ESXi runs on UTC the Atomic version of GMT. See if that helps to coordinate logs
This is happening to me on 2 of my 2008 R2 VMs.
One of the Vms uses LSI_SAS and the other is an LSI Parallel, and the errors are for LSI_SCSI and LSI_SAS, but the error detail is the same. I have another 2008 R2 on the same host with LSI SAS that isn't having any issues.
The host is an HP DL580 G5 with freshly built ESXi 4.1. I have installed the latest HP NMI patch.
The storage is an HP MSA1000 via FC. No other issues with any of the VMs.
I don't see anyting off the bat in the logs that indicates what is going on....
Any ideas?
Anybody have any input?
I have the same problem.
Posted this message yesterday both at QNaps forum and vmware forum, did you find the reason? As some above said, It could have something todo with latency, i´ve a ping towards the NAS and its has 1ms or less but one ping sometimes goes up to 15ms and then down to 1ms, will keep better look at the pings today.:
Hey,
We are having some issues with a virtual environment.
Atleast once a day we get error msgs on our virutal servers and on our LUNs in vCenter.
Info msg in vCenter is:
Datastore LUNX increased in capacity from 0 bytes to xxxxxxxxx bytes 13:34
And it does this as I said one or more times per day. At the same time on our virtual machines that are connected to that server we get:
Log Name: System
Source: LSI_SCSI
Date: 2010-10-27 13:33:33
Event ID: 129
Task Category: None
Level: Warning
Keywords: Classic
User: N/A
Computer: serverX
Description:
Reset to device, \Device\RaidPort0, was issued.
Event Xml:
We also get LSI_SAS on newer servers with newer Controllers.

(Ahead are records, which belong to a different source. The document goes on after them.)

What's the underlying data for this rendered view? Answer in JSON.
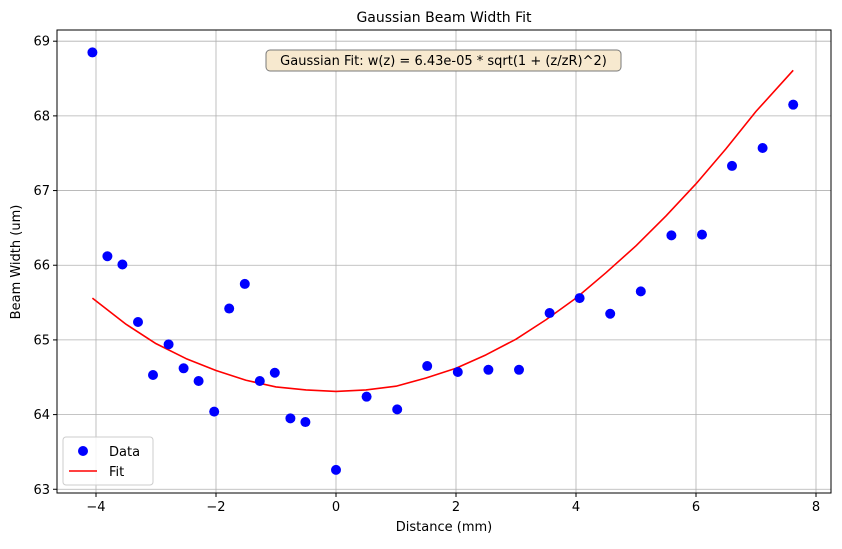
{
  "chart_data": {
    "type": "scatter",
    "title": "Gaussian Beam Width Fit",
    "xlabel": "Distance (mm)",
    "ylabel": "Beam Width (um)",
    "xlim": [
      -4.65,
      8.25
    ],
    "ylim": [
      62.95,
      69.15
    ],
    "xticks": [
      -4,
      -2,
      0,
      2,
      4,
      6,
      8
    ],
    "yticks": [
      63,
      64,
      65,
      66,
      67,
      68,
      69
    ],
    "grid": true,
    "legend_position": "lower-left",
    "annotation": "Gaussian Fit: w(z) = 6.43e-05 * sqrt(1 + (z/zR)^2)",
    "series": [
      {
        "name": "Data",
        "kind": "scatter",
        "color": "#0000ff",
        "points": [
          [
            -4.06,
            68.85
          ],
          [
            -3.81,
            66.12
          ],
          [
            -3.56,
            66.01
          ],
          [
            -3.3,
            65.24
          ],
          [
            -3.05,
            64.53
          ],
          [
            -2.79,
            64.94
          ],
          [
            -2.54,
            64.62
          ],
          [
            -2.29,
            64.45
          ],
          [
            -2.03,
            64.04
          ],
          [
            -1.78,
            65.42
          ],
          [
            -1.52,
            65.75
          ],
          [
            -1.27,
            64.45
          ],
          [
            -1.02,
            64.56
          ],
          [
            -0.76,
            63.95
          ],
          [
            -0.51,
            63.9
          ],
          [
            0.0,
            63.26
          ],
          [
            0.51,
            64.24
          ],
          [
            1.02,
            64.07
          ],
          [
            1.52,
            64.65
          ],
          [
            2.03,
            64.57
          ],
          [
            2.54,
            64.6
          ],
          [
            3.05,
            64.6
          ],
          [
            3.56,
            65.36
          ],
          [
            4.06,
            65.56
          ],
          [
            4.57,
            65.35
          ],
          [
            5.08,
            65.65
          ],
          [
            5.59,
            66.4
          ],
          [
            6.1,
            66.41
          ],
          [
            6.6,
            67.33
          ],
          [
            7.11,
            67.57
          ],
          [
            7.62,
            68.15
          ]
        ]
      },
      {
        "name": "Fit",
        "kind": "line",
        "color": "#ff0000",
        "points": [
          [
            -4.06,
            65.56
          ],
          [
            -3.5,
            65.21
          ],
          [
            -3.0,
            64.95
          ],
          [
            -2.5,
            64.75
          ],
          [
            -2.0,
            64.59
          ],
          [
            -1.5,
            64.46
          ],
          [
            -1.0,
            64.37
          ],
          [
            -0.5,
            64.33
          ],
          [
            0.0,
            64.31
          ],
          [
            0.5,
            64.33
          ],
          [
            1.0,
            64.38
          ],
          [
            1.5,
            64.49
          ],
          [
            2.0,
            64.62
          ],
          [
            2.5,
            64.8
          ],
          [
            3.0,
            65.01
          ],
          [
            3.5,
            65.27
          ],
          [
            4.0,
            65.56
          ],
          [
            4.5,
            65.9
          ],
          [
            5.0,
            66.26
          ],
          [
            5.5,
            66.66
          ],
          [
            6.0,
            67.09
          ],
          [
            6.5,
            67.56
          ],
          [
            7.0,
            68.06
          ],
          [
            7.62,
            68.61
          ]
        ]
      }
    ]
  }
}
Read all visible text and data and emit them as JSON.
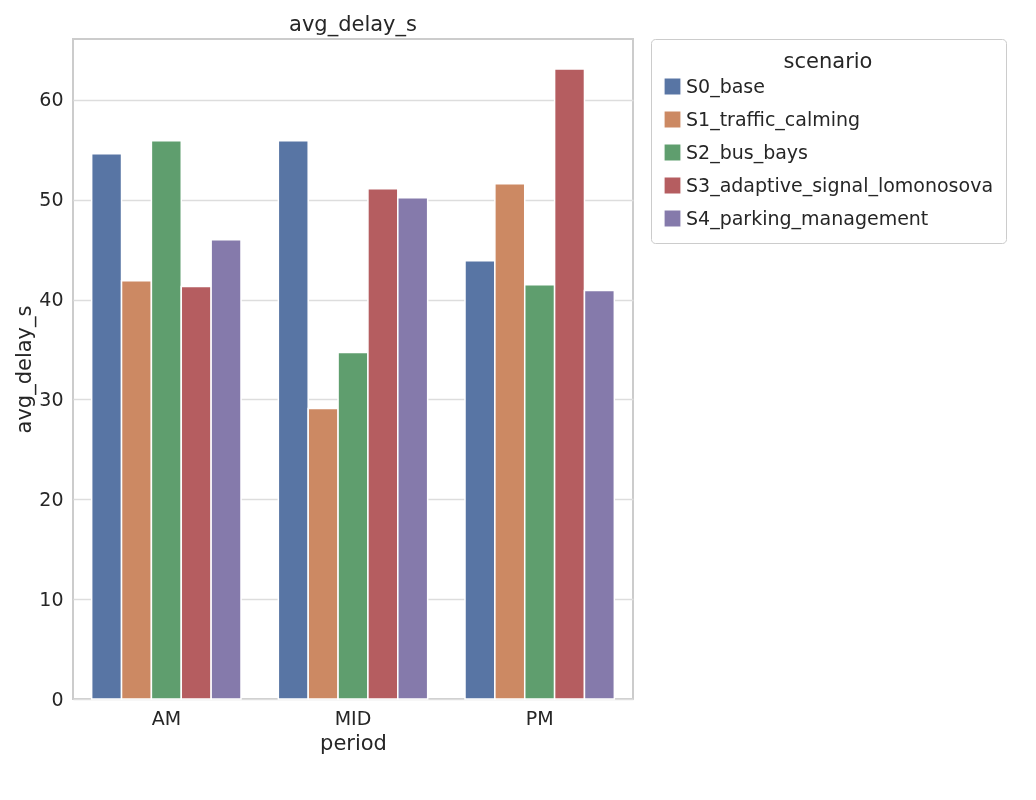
{
  "chart_data": {
    "type": "bar",
    "title": "avg_delay_s",
    "xlabel": "period",
    "ylabel": "avg_delay_s",
    "legend_title": "scenario",
    "categories": [
      "AM",
      "MID",
      "PM"
    ],
    "series": [
      {
        "name": "S0_base",
        "color": "#5875a4",
        "values": [
          54.6,
          55.9,
          43.9
        ]
      },
      {
        "name": "S1_traffic_calming",
        "color": "#cc8963",
        "values": [
          41.9,
          29.1,
          51.6
        ]
      },
      {
        "name": "S2_bus_bays",
        "color": "#5f9e6e",
        "values": [
          55.9,
          34.7,
          41.5
        ]
      },
      {
        "name": "S3_adaptive_signal_lomonosova",
        "color": "#b55d60",
        "values": [
          41.3,
          51.1,
          63.1
        ]
      },
      {
        "name": "S4_parking_management",
        "color": "#857aab",
        "values": [
          46.0,
          50.2,
          40.9
        ]
      }
    ],
    "ylim": [
      0,
      66.1
    ],
    "yticks": [
      0,
      10,
      20,
      30,
      40,
      50,
      60
    ],
    "grid": "y",
    "legend": "top right"
  }
}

The problem is that it hangs the server for a few short seconds, and this makes all applications that have connections to databases break and they need to be restarted.. our customers doesn like this at all as you can imagine.
We have two QNap RP-809U NAS servers using NFS towards Vmware vSphere4 and each server has two LUNs and this happends on both LUNs at the same time, so it seems to have something to do with the NAS. I guess the connection goes down for a few second for some reason and then reconnects.
Has anyone been had this problem before and have any suggestions? Its at random times:
NAS1:
Lun1
2010-10-14 04:26:28
2010-10-14 04:23:24
2010-10-14 04:21:24
Lun2
2010-10-14 04:26:33
2010-10-14 04:23:24
2010-10-14 04:21:24
2010-08-16 20:20:30
2010-08-16 20:20:19
2010-08-16 19:41:04
NAS2:
Lun1:
2010-10-27 13:34:37
2010-10-27 08:15:40
2010-10-27 08:14:33
2010-10-27 01:12:02
2010-10-26 16:36:45
2010-10-26 11:16:59
2010-10-25 21:15:11
2010-10-25 21:13:45
2010-10-25 15:19:43
2010-10-25 15:18:18
2010-10-25 09:37:07
2010-10-25 09:36:43
2010-10-25 09:36:35
2010-10-25 01:20:28
etc etc.. alot more on this one.
LUN2:
same as above
The official reply from VMWare was that my MSA1000 was not supported on ESXi 4.1. So, I no longer have my VMs on the MSA1000.